The present invention relates to a rear engine attachment for an aircraft engine, and an aircraft comprising at least one such rear engine attachment.
An aircraft conventionally comprises a wing under which is fixed a pylon to which an engine is fixed. The engine is fixed to the pylon via a system of attachments comprising, among other things, at the front, a front engine attachment and, at the rear, of a rear engine attachment. The assembly composed of the pylon and its system of attachments is situated radially above the engine, in a clock segment that can be defined between 10 am and 2 pm and crosses the secondary jet of the engine. In order to reduce the aerodynamic disturbances induced by this crossing arrangement, the pylon and its system of attachments are faired by an aerodynamic fairing called a fork.
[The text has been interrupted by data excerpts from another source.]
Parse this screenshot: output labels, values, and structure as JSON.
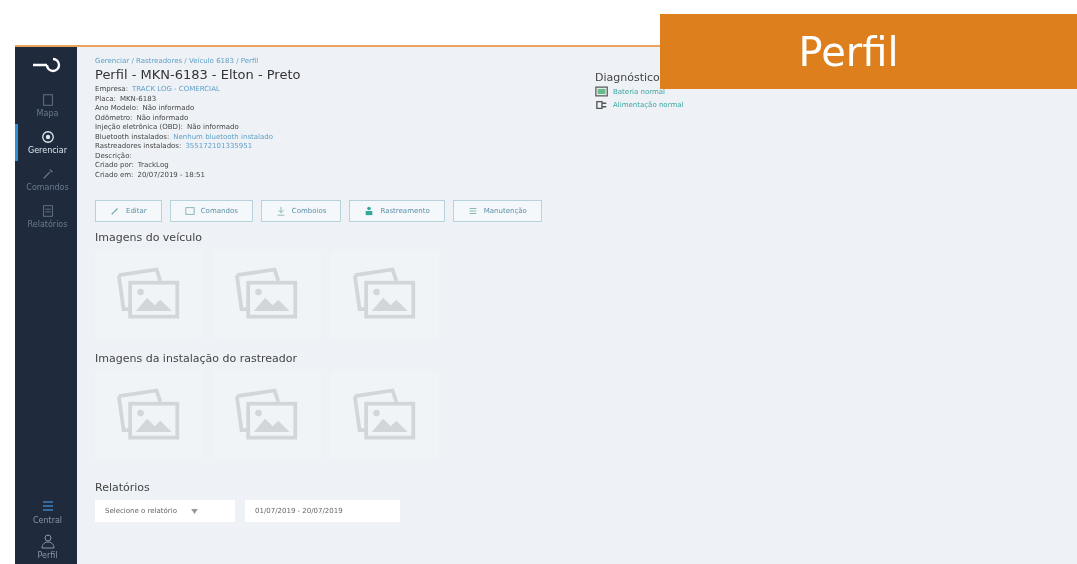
{
  "banner": {
    "title": "Perfil"
  },
  "sidebar": {
    "items": [
      {
        "label": "Mapa",
        "selected": false
      },
      {
        "label": "Gerenciar",
        "selected": true
      },
      {
        "label": "Comandos",
        "selected": false
      },
      {
        "label": "Relatórios",
        "selected": false
      }
    ],
    "bottom_items": [
      {
        "label": "Central"
      },
      {
        "label": "Perfil"
      }
    ]
  },
  "breadcrumb": "Gerenciar / Rastreadores / Veículo 6183 / Perfil",
  "title": "Perfil - MKN-6183 - Elton - Preto",
  "fields": [
    {
      "label": "Empresa:",
      "value": "TRACK LOG - COMERCIAL",
      "link": true
    },
    {
      "label": "Placa:",
      "value": "MKN-6183",
      "link": false
    },
    {
      "label": "Ano Modelo:",
      "value": "Não informado",
      "link": false
    },
    {
      "label": "Odômetro:",
      "value": "Não informado",
      "link": false
    },
    {
      "label": "Injeção eletrônica (OBD):",
      "value": "Não informado",
      "link": false
    },
    {
      "label": "Bluetooth instalados:",
      "value": "Nenhum bluetooth instalado",
      "link": true
    },
    {
      "label": "Rastreadores instalados:",
      "value": "355172101335951",
      "link": true
    },
    {
      "label": "Descrição:"
    },
    {
      "label": "Criado por:",
      "value": "TrackLog",
      "link": false
    },
    {
      "label": "Criado em:",
      "value": "20/07/2019 - 18:51",
      "link": false
    }
  ],
  "diagnostics": {
    "title": "Diagnóstico",
    "items": [
      {
        "label": "Bateria normal"
      },
      {
        "label": "Alimentação normal"
      }
    ]
  },
  "actions": [
    {
      "label": "Editar"
    },
    {
      "label": "Comandos"
    },
    {
      "label": "Comboios"
    },
    {
      "label": "Rastreamento"
    },
    {
      "label": "Manutenção"
    }
  ],
  "galleries": [
    {
      "title": "Imagens do veículo"
    },
    {
      "title": "Imagens da instalação do rastreador"
    }
  ],
  "reports": {
    "title": "Relatórios",
    "controls": [
      {
        "kind": "select",
        "value": "Selecione o relatório"
      },
      {
        "kind": "field",
        "value": "01/07/2019 - 20/07/2019"
      }
    ]
  }
}
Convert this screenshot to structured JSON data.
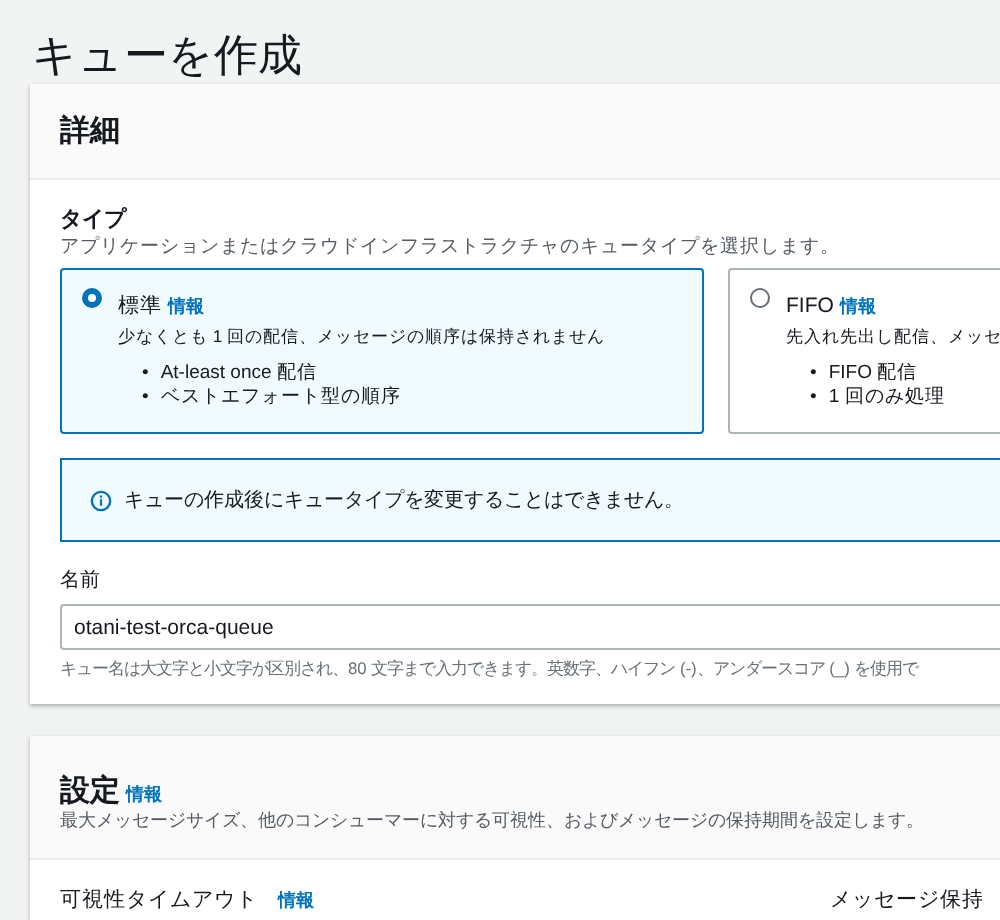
{
  "page_title": "キューを作成",
  "details": {
    "title": "詳細",
    "type_label": "タイプ",
    "type_description": "アプリケーションまたはクラウドインフラストラクチャのキュータイプを選択します。",
    "queue_types": [
      {
        "name": "標準",
        "info": "情報",
        "description": "少なくとも 1 回の配信、メッセージの順序は保持されません",
        "features": [
          {
            "marker": "•",
            "text": "At-least once 配信"
          },
          {
            "marker": "•",
            "text": "ベストエフォート型の順序"
          }
        ],
        "selected": true
      },
      {
        "name": "FIFO",
        "info": "情報",
        "description": "先入れ先出し配信、メッセ",
        "features": [
          {
            "marker": "•",
            "text": "FIFO 配信"
          },
          {
            "marker": "•",
            "text": "1 回のみ処理"
          }
        ],
        "selected": false
      }
    ],
    "alert": {
      "text": "キューの作成後にキュータイプを変更することはできません。"
    },
    "name_field": {
      "label": "名前",
      "value": "otani-test-orca-queue",
      "hint": "キュー名は大文字と小文字が区別され、80 文字まで入力できます。英数字、ハイフン (-)、アンダースコア (_) を使用で"
    }
  },
  "settings": {
    "title": "設定",
    "info": "情報",
    "description": "最大メッセージサイズ、他のコンシューマーに対する可視性、およびメッセージの保持期間を設定します。",
    "fields": [
      {
        "label": "可視性タイムアウト",
        "info": "情報"
      },
      {
        "label": "メッセージ保持"
      }
    ]
  }
}
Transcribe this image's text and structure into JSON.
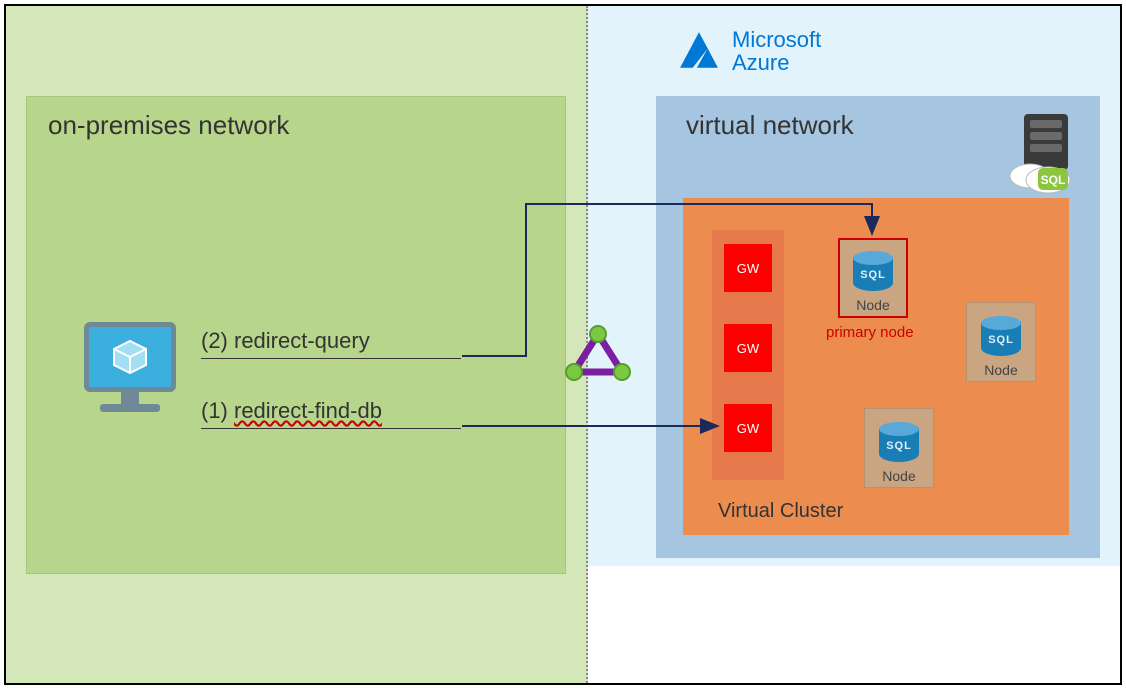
{
  "left": {
    "title": "on-premises network",
    "labels": {
      "redirect_query": "(2) redirect-query",
      "redirect_find_prefix": "(1) ",
      "redirect_find_word": "redirect-find-db"
    }
  },
  "right": {
    "azure_brand_line1": "Microsoft",
    "azure_brand_line2": "Azure",
    "vnet_title": "virtual network",
    "vcluster_title": "Virtual Cluster"
  },
  "gateways": [
    "GW",
    "GW",
    "GW"
  ],
  "nodes": {
    "primary_label": "primary node",
    "items": [
      {
        "label": "Node",
        "primary": true
      },
      {
        "label": "Node",
        "primary": false
      },
      {
        "label": "Node",
        "primary": false
      }
    ]
  },
  "icons": {
    "sql_text": "SQL"
  }
}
This fork is composed of panels of complex forms which promote the flow of the air in the nacelle and are fixed onto the side walls of the pylon.
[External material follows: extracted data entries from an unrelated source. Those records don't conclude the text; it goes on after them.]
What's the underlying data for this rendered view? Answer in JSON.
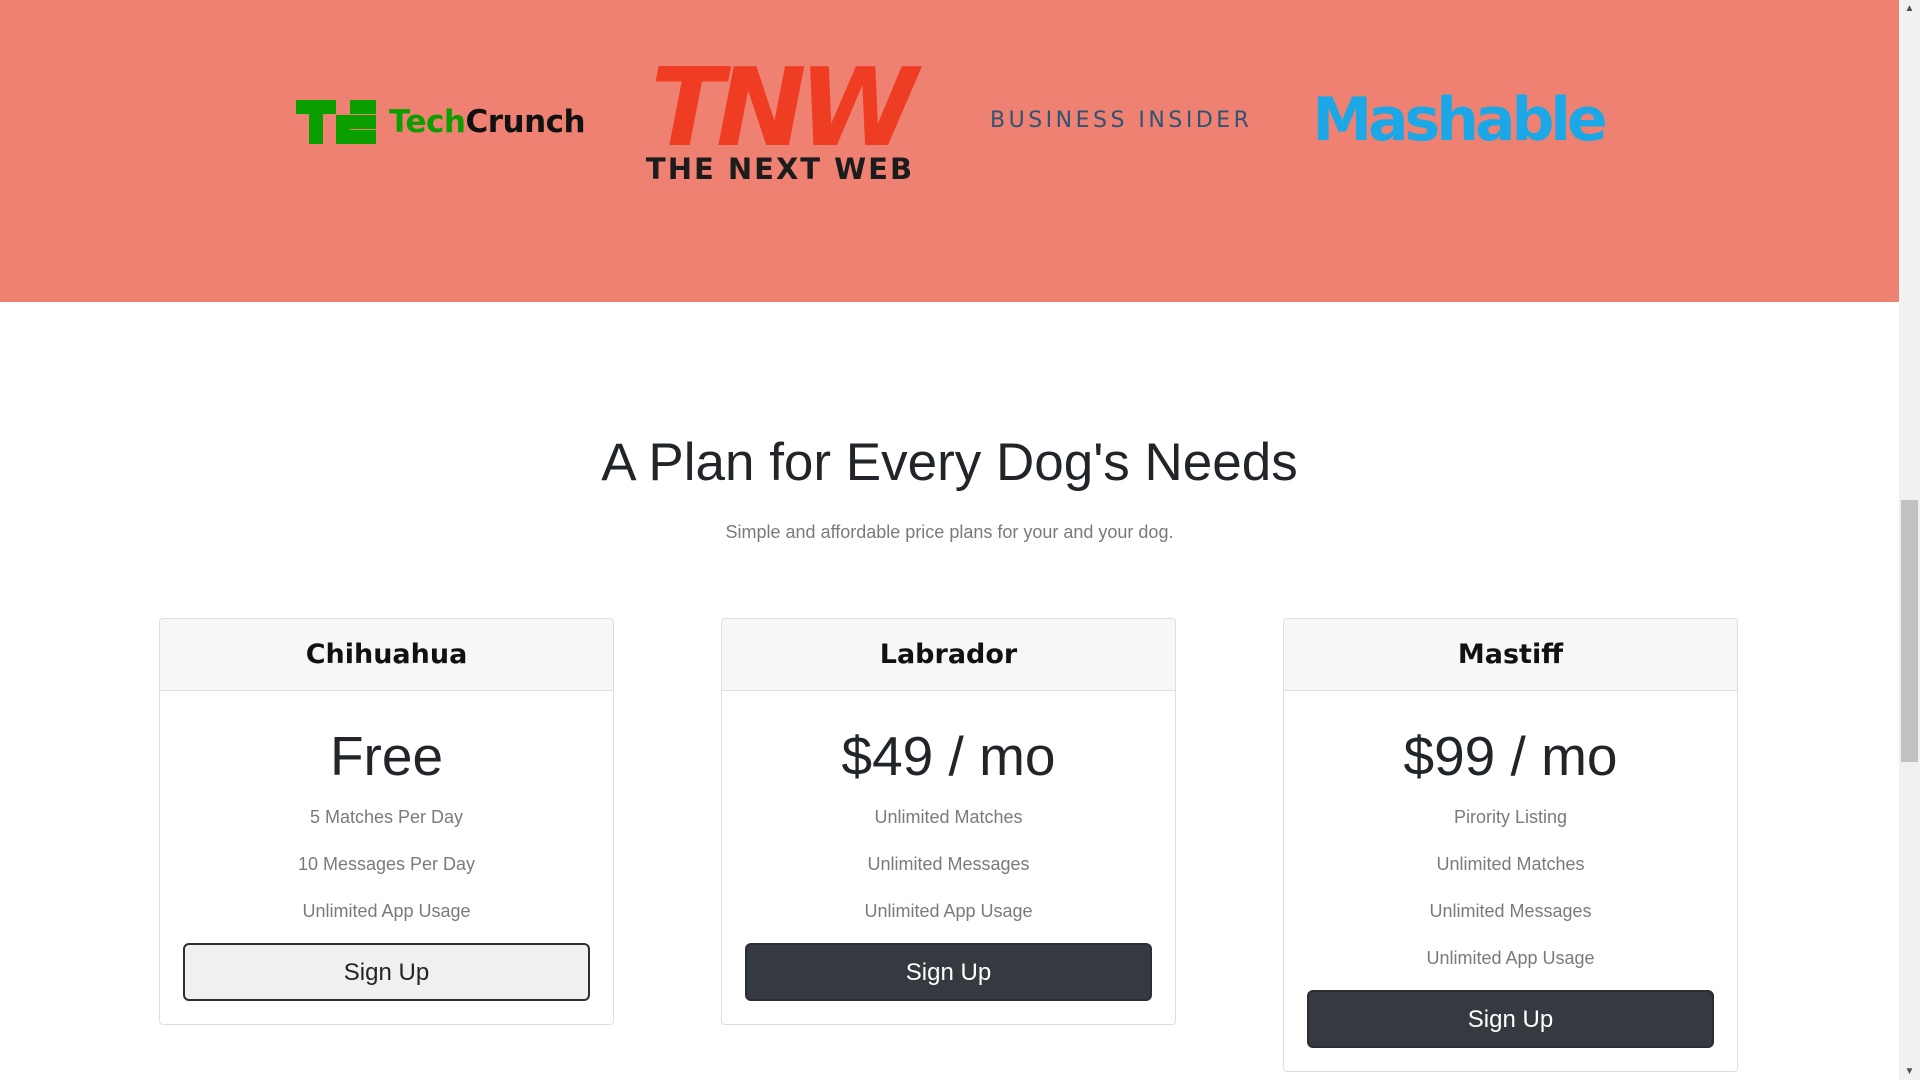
{
  "press": {
    "logos": {
      "techcrunch": {
        "part1": "Tech",
        "part2": "Crunch"
      },
      "tnw": {
        "mark": "TNW",
        "sub": "THE NEXT WEB"
      },
      "business_insider": "BUSINESS INSIDER",
      "mashable": "Mashable"
    },
    "colors": {
      "band": "#ef8172",
      "techcrunch_green": "#0a9e01",
      "tnw_orange": "#ee3d22",
      "bi_blue": "#2e5373",
      "mashable_blue": "#1ca7e6"
    }
  },
  "pricing": {
    "title": "A Plan for Every Dog's Needs",
    "subtitle": "Simple and affordable price plans for your and your dog.",
    "plans": [
      {
        "name": "Chihuahua",
        "price": "Free",
        "features": [
          "5 Matches Per Day",
          "10 Messages Per Day",
          "Unlimited App Usage"
        ],
        "button": "Sign Up"
      },
      {
        "name": "Labrador",
        "price": "$49 / mo",
        "features": [
          "Unlimited Matches",
          "Unlimited Messages",
          "Unlimited App Usage"
        ],
        "button": "Sign Up"
      },
      {
        "name": "Mastiff",
        "price": "$99 / mo",
        "features": [
          "Pirority Listing",
          "Unlimited Matches",
          "Unlimited Messages",
          "Unlimited App Usage"
        ],
        "button": "Sign Up"
      }
    ]
  },
  "scrollbar": {
    "up_icon": "scroll-up-arrow",
    "down_icon": "scroll-down-arrow"
  }
}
The front engine attachment and the rear engine attachment are conventionally fixed under the pylon and the rear engine attachment is designed to take up, among other things, the moment Mx. These various stresses require particular structures for the engine attachments, which makes them relatively imposing by taking up a lot of space in the fork crossing the secondary jet of the jet engine. It is therefore necessary to find new forms for the engine attachments in order to limit the bulk in this fork and thus improve the performance of the jet engine through a reduction of the aerodynamic blocking of its secondary jet.